Do I remember my first visit to a museum? It was in New York City in 1976, at the Museum of Modern Art. What do I remember? The impressive collection of modern and contemporary art in a fantastic building with a beautiful sculpture garden. A painting by Mark Rothko, Magenta, Black, Green on Orange, painted in 1949. The painting shows his strict attention to detail, composition, depth, balance, color, and scale.
However, was I there or did I internalize stories of a friend who told me about his visit to the museum that made me think I was there myself?
How does the memory actually work?
Roughly, there are three sections of memory: perception memory, short-term memory and long-term memory. All information is initially stored in the perception memory and at the same time, the brain decides what to assign to the short-term memory and what to ignore. People are actually not able to store or process everything. They need to distinguish. The short-term memory is the working memory where all information is processed. Here, information remains for less than a minute. When people get older, their short-term memory becomes more susceptible. Short-term memory determines which information is fed into long-term memory. Whether the pieces of information are actually embedded there and retraceable depends on the codes they have been provided with. The long-term memory is dependent on information being sufficiently coded, either by adherent emotions or by special learning techniques. Nothing is lost from the long-term memory; forgetting is just a failure to retrieve content from memory. Therefore, stored data must be searched for, since it is usually not immediately available.

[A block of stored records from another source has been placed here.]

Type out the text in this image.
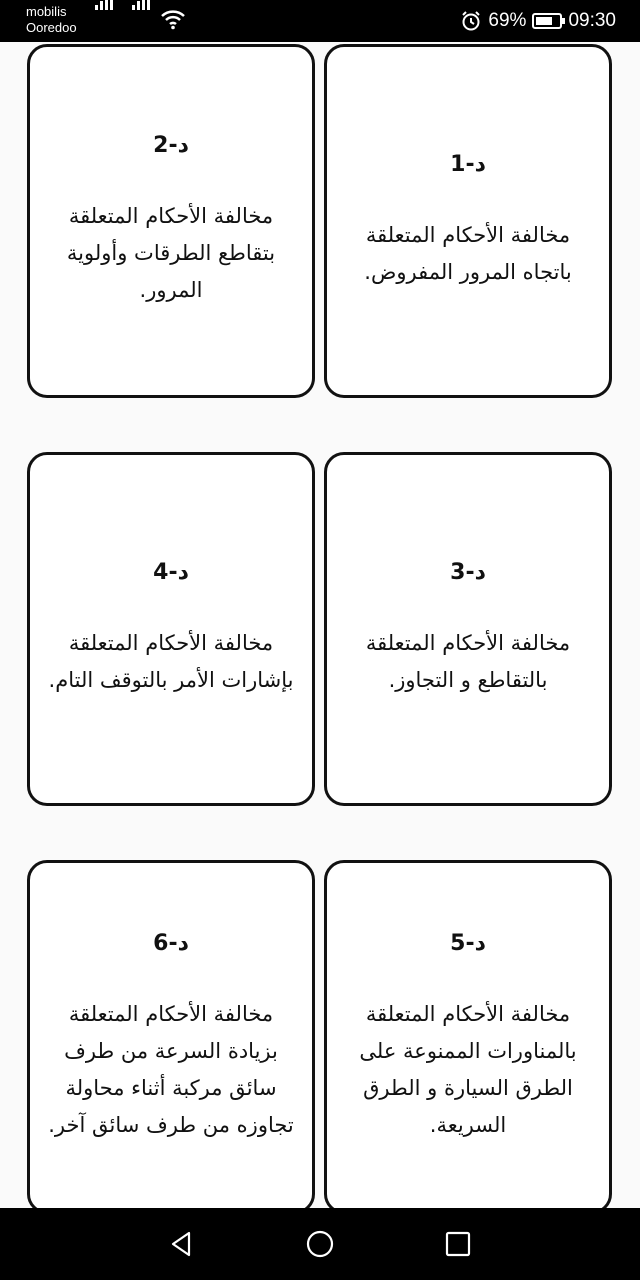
mobilis
Ooredoo	69% 09:30
د-1
مخالفة الأحكام المتعلقة باتجاه المرور المفروض.
د-2
مخالفة الأحكام المتعلقة بتقاطع الطرقات وأولوية المرور.
د-3
مخالفة الأحكام المتعلقة بالتقاطع و التجاوز.
د-4
مخالفة الأحكام المتعلقة بإشارات الأمر بالتوقف التام.
د-5
مخالفة الأحكام المتعلقة بالمناورات الممنوعة على الطرق السيارة و الطرق السريعة.
د-6
مخالفة الأحكام المتعلقة بزيادة السرعة من طرف سائق مركبة أثناء محاولة تجاوزه من طرف سائق آخر.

However, commemoration can be tricky. Because when we remember, we form fragments that we have experienced at different times and places into recollection or something that feels like recollection. Moreover, every time we remember something, when we dig out memory content, we modify it again. By the mood we’re in right then, by new information we didn’t have then. This is like a file that is modified repeatedly, and only the latest version is available. Therefore, we may have false memories, or there may be details in it that are not right. The memory is flexible and cannot objectively reflect the past, but adapts to the present identity of a contemporary witness.
So it becomes clear that a strong distinction has to be made between personal memories and reality, since our remembrance may be pure fiction, fantasy and perhaps a dream.
“In Search of Lost Time” is a novel about time, about forgetting and remembering.
How can one escape the incessant elapsing of time? Proust’s answer: Only by remembering the panorama of the past in special moments, for example by enjoying the famous Madeleine or the scent of lilac. These are moments of sheer beauty, great sensuality and pure happiness.
Back to the Museum of Modern Art in New York City. Rothko’s painting has burned itself into my memory as an image; in fact, I did see it there.